On November 24, a court in the Eastern District of Michigan sentenced former pharmacist Nabil Fakih to 46 months in prison for his role in a health care fraud scheme at a pharmacy that he operated. The court also ordered Fakih to pay $4 million in restitution and to forfeit four real estate properties and more than $700,000.

As part of his plea agreement, Fakih pleaded guilty to one count of health care fraud, admitting that, from January 2011 to March 2017, he billed Medicare for prescription medications that he did not dispense at the pharmacy he owned and operated in Dearborn Heights, Michigan. These prescriptions were unnecessary, and Fakih’s pharmacy lacked the inventory to dispense and submit the claims. Fakih’s scheme caused Medicare to lose approximately $4 million.

The case is United States v. Fakih, No. 19-cr-20285 (E.D. Mich.).

The DOJ’s press release is available here.

Georgia Man Sentenced to Almost Four Years in Prison for Medicare Fraud Scheme

Recently, a court sentenced Patrick Moore to 46 months in prison and ordered him to pay $7.2 million in restitution for his role in a kickback scheme that induced Medicare beneficiaries to accept medically unnecessary genetic tests. Moore, through his health care marketing and recruiting companies, instructed a network of recruiters to target Medicare beneficiaries and induce them to accept genetic tests that were not provided as represented, not medically necessary, or not eligible for reimbursement. These recruiters would gain access to Medicare patients’ insurance information and DNA samples by soliciting them at storefronts, senior centers, and health fairs. Also, Moore would use the signatures of doctors who had not even seen Medicare patients to order unnecessary testing and steered the bills to laboratories who paid Moore kickbacks.
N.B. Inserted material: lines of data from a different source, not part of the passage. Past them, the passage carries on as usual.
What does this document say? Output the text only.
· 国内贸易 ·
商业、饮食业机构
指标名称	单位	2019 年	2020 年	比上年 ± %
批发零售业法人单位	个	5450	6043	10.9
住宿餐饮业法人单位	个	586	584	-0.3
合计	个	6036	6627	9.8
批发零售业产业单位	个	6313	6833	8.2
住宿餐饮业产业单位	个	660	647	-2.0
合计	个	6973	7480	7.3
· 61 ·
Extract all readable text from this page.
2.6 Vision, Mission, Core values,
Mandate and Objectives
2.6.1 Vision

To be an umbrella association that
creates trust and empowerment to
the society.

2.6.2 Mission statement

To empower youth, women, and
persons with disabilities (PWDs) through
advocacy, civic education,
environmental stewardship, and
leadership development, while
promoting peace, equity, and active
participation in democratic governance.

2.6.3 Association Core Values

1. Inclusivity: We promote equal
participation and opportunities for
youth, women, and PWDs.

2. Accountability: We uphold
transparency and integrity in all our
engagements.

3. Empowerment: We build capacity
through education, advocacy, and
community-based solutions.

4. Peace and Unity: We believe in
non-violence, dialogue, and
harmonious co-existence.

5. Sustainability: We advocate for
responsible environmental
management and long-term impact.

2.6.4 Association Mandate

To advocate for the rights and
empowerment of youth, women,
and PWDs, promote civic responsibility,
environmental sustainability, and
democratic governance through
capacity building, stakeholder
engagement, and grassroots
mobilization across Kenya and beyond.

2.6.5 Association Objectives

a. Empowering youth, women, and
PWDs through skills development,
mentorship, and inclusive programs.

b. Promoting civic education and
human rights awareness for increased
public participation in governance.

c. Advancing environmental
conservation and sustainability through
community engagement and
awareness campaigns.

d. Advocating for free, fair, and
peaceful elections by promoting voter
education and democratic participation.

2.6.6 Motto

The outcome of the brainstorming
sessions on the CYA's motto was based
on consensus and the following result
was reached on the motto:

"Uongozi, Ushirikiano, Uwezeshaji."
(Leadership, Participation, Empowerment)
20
Moore received approximately $4.3 million in kickbacks from his co-conspirators in exchange for the referral of beneficiary insurance information, DNA specimens, and accompanying doctors’ orders for genetic testing. Moore then, in turn, paid kickbacks to his network of recruiters. To conceal the scheme, Moore and his co-conspirators created sham invoices that fabricated numbers of hours worked instead of the per-referral payments he received. In total, the laboratories associated with Moore and his co-conspirators billed Medicare approximately $24 million and received approximately $7.2 million in kickbacks.

Earlier this year, Moore pleaded guilty to one count of conspiracy to defraud the United States.

The case is United States v. Moore, 1:22-cr-014 (S.D. Ga.).

The DOJ’s press release is available here.

Audio Electronics Company Settles FCA and Duty Evasion Allegations for $11.8 Million

The DOJ recently announced that Harman International Industries, Inc. agreed to settle allegations that it violated the FCA when it imported goods and failed to pay the required antidumping and countervailing duties (i.e., “tariffs”) for $11.8 million. Harman is a leading audio electronics company for automakers, consumers, and enterprises worldwide based in Farmington Hills, Michigan. The government alleged that, from June 1, 2011, through March 31, 2023, Harman knowingly imported heat sinks that contained extruded aluminum from the People’s Republic of China without paying the required tariffs. Harman also allegedly concealed its wrongdoing by failing to disclose its non-payment of the tariffs.

The case is United States v. Harman International Industries, Inc., No. 2:20-cv-12487 (E.D. Mich.)

The DOJ’s press release is available here.

The claims resolved by the settlement are allegations only and there has been no determination of liability.